He stretched his hands out on either side and felt the rough and dripping wall; then he got uncertainly to his feet, and step by step, advanced along the wall, stumbling, and stopping from time to time all a-tremble with fear and weakness. He kept on and on for perhaps half an hour; the cavern seemed of mammoth proportions, and a new terror seized him. Perhaps his captors had not really intended to leave him there to die; perhaps they only wished to frighten him; but if he wandered away into the mine there would be no hope for him.

He turned, and started back again with feverish haste. Suppose they should look for him, and finding him gone, give him up for lost? A dry sobbing choked him, but still he hastened on. And yet, how was he to tell when he had reached the spot to which he had been lowered? Might he not go past it? How was he to know?

He stared upward into the black void above him, but it showed no vestige of light. He raised his voice in a shrill cry, but there was no response except the echo flung back at him by the vault above. And again that convulsive trembling seized him, and he sank limply down against the wall. But whatever manhood he had rallied to his support; that love of life which is the one controlling force of cowardly natures asserted itself and gave him some semblance of self-control. He clasped his head in his hands and tried to think. To find his way back—and then it suddenly occurred to him that he had in his pocket some matches. He fumbled for them eagerly. Perhaps, with their help—

He struck one against the under side of his coat-sleeve, which was comparatively dry. It flared unsteadily, and then burned clearly. For a moment, Nolan was blinded by the flame; then he stared about him, scarcely able to believe his eyes. For on every side the black walls shut him in. He was at the bottom of a pit, not more than thirty feet in diameter, and he had been walking round and round it, too agitated and stupefied by fear to notice that he was travelling in a circle.

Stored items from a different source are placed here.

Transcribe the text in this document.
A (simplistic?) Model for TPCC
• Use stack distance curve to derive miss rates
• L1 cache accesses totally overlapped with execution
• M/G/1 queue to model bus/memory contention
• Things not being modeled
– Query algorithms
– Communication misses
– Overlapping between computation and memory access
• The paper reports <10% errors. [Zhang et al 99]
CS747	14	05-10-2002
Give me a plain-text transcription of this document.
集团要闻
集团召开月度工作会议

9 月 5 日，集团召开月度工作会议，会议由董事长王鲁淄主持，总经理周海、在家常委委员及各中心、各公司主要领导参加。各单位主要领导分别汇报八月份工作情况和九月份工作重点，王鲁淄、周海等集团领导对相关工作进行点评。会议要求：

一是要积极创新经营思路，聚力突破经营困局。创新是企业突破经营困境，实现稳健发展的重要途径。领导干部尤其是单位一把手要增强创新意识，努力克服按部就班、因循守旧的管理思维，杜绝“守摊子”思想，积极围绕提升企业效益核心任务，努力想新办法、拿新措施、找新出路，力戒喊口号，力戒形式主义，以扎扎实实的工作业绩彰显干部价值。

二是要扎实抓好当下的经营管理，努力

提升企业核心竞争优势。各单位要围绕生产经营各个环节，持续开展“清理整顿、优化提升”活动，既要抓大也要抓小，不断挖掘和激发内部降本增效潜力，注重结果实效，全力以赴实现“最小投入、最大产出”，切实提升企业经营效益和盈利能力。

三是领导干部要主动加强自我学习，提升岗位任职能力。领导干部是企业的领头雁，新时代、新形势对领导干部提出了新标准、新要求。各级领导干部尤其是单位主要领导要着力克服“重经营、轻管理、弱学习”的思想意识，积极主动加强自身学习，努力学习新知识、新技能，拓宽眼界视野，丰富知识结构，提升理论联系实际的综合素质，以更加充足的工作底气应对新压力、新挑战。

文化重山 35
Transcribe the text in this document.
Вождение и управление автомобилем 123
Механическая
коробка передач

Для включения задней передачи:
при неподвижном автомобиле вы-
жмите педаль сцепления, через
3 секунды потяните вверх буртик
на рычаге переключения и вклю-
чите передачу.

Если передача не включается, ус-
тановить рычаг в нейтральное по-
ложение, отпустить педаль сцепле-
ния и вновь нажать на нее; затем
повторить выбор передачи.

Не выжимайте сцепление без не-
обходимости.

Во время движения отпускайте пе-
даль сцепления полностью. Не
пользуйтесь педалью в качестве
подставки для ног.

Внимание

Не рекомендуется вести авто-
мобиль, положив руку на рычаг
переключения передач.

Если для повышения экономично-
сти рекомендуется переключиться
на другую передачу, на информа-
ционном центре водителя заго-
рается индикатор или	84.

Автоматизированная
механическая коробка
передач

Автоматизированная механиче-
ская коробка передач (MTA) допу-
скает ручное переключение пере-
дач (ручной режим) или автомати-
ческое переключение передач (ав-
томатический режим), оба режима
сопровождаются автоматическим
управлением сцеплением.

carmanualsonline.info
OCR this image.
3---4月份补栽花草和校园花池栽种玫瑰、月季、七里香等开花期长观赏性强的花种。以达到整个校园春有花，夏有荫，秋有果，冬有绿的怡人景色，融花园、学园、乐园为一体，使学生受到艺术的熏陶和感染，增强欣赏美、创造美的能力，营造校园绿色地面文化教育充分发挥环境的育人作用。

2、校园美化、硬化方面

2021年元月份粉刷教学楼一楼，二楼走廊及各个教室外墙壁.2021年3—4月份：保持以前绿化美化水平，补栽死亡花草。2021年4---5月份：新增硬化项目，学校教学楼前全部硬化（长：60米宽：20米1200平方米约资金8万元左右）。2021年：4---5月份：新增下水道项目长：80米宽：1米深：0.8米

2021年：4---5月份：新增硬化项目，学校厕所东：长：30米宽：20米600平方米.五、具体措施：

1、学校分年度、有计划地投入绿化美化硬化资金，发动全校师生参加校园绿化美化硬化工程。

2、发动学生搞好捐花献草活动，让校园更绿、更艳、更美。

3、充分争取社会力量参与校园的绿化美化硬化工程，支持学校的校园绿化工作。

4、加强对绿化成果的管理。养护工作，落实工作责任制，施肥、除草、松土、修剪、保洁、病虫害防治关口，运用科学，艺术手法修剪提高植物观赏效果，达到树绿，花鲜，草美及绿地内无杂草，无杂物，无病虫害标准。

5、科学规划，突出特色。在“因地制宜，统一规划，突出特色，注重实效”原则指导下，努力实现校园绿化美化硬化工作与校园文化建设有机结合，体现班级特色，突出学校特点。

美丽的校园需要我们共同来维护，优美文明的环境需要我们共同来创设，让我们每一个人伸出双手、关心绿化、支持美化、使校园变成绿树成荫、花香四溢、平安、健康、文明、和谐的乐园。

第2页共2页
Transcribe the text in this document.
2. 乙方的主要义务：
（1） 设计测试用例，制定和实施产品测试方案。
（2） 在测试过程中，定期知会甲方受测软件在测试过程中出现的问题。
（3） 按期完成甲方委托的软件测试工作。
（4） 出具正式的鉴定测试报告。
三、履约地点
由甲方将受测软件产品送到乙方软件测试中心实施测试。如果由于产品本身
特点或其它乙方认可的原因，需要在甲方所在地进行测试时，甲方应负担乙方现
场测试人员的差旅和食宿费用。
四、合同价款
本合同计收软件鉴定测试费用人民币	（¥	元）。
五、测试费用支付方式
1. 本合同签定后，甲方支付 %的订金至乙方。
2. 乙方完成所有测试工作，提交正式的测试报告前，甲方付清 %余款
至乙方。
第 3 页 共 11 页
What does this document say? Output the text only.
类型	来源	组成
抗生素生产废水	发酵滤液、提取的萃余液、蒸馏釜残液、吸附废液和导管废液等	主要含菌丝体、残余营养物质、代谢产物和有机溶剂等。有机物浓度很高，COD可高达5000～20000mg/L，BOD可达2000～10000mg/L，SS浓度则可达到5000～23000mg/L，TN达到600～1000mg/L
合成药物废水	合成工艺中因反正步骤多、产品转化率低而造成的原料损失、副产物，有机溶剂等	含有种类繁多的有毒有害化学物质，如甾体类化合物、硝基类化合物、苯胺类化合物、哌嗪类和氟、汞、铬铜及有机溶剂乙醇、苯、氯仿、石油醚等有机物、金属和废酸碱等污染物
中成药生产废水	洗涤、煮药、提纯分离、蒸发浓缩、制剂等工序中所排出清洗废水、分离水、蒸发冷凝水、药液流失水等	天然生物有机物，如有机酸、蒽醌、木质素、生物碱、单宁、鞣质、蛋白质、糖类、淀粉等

The match sputtered and went out, and Nolan sat for a long time with the stump of it in his fingers. He was evidently at the bottom of a shaft sunk in search of another vein, or, perhaps, of a natural cavity in the rock. Of the height of the walls he could form no estimate, but they were so smooth and straight that ten feet were as impossible to him as a hundred. Decidedly there was no chance of escape unless his captors chose to assist him.

As he sat there musing, a light fell into the pit, and he looked up to see one of his captors gazing down at him by the light of a torch which he held above his head.

“I just came to say good-bye,” he called down.

“Good-bye?” echoed Nolan, hoarsely.

“Yes,—it will soon be dark, and we’re going to pull out for the west. Ohio’s too hot for us just now.”

“And—and you’re goin’ t’ leave me here?” cried Nolan.